By Alexander Baron     Oct 13, 2013 in Crime
If you haven't heard of ghost broking, perhaps it's time you did, especially if you are a young driver in search of cheap insurance.
Young drivers, especially young men and teenagers, are far more likely than their seniors to be involved in road accidents, something insurers take into account, although since the intervention of the EU, they are no longer permitted to charge lower premiums for safer female drivers of the same age.
In the UK, motor insurance is not an optional extra, and it is a serious criminal offence to drive without it. The high cost of such insurance has led especially to young drivers seeking cheaper packages, and for the most part they do this on the Internet.
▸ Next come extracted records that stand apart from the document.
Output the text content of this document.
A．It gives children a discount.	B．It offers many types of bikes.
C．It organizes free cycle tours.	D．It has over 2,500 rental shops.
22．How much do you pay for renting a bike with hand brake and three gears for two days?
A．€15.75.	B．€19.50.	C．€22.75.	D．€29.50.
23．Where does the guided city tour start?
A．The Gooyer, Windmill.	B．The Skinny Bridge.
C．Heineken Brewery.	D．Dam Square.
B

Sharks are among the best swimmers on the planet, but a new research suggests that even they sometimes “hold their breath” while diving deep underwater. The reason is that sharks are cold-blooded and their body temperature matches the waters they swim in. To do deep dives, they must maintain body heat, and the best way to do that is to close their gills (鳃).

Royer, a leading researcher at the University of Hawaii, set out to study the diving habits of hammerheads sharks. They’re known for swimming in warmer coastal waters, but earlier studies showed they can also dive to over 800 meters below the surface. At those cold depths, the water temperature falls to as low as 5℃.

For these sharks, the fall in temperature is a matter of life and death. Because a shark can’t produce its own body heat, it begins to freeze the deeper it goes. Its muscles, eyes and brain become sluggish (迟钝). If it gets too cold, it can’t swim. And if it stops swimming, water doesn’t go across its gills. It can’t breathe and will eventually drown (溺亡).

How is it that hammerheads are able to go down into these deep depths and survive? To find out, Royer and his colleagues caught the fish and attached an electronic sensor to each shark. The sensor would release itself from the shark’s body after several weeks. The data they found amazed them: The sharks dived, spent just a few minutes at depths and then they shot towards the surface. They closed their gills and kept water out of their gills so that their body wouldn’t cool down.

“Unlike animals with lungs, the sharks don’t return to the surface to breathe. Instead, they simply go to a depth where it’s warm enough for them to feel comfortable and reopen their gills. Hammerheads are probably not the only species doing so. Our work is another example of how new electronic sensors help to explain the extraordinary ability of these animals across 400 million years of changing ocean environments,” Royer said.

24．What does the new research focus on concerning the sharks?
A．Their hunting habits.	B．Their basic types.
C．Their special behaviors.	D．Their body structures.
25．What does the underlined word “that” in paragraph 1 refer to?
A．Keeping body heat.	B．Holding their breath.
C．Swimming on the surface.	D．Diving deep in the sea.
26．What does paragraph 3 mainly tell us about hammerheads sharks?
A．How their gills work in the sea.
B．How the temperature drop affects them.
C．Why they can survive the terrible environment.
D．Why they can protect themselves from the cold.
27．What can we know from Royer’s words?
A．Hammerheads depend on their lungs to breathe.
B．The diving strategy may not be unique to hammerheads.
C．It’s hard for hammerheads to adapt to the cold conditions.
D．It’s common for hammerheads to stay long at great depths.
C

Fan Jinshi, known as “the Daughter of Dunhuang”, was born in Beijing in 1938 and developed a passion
A few have found especially attractive insurance deals, but as a police officer warned on the BBC's Your Money programme this morning, as usual if it sounds too good to be true, it probably is.
Detective Chief Inspector Dave Wood specialises in insurance fraud. He told Declan Curry that on Wednesday last week the police executed no fewer than 28 search warrants nationwide. Although he was unable to comment on an ongoing investigation, he warned that young drivers are targeted especially as easy marks. Typically a victim looking to insure his vehicle will find a "villain's website" that will be offering a heavy discount. This discount is the first scam warning.
Before parting with any money, it is always best to check with the Association of British Insurers. Check too who is underwriting any policy, which will probably be a company that is a household name. Do not simply phone the number on the website, which is likely to be the ghost broker himself.
There have also been reports of these crooks selling fake car insurance face to face, including on campus.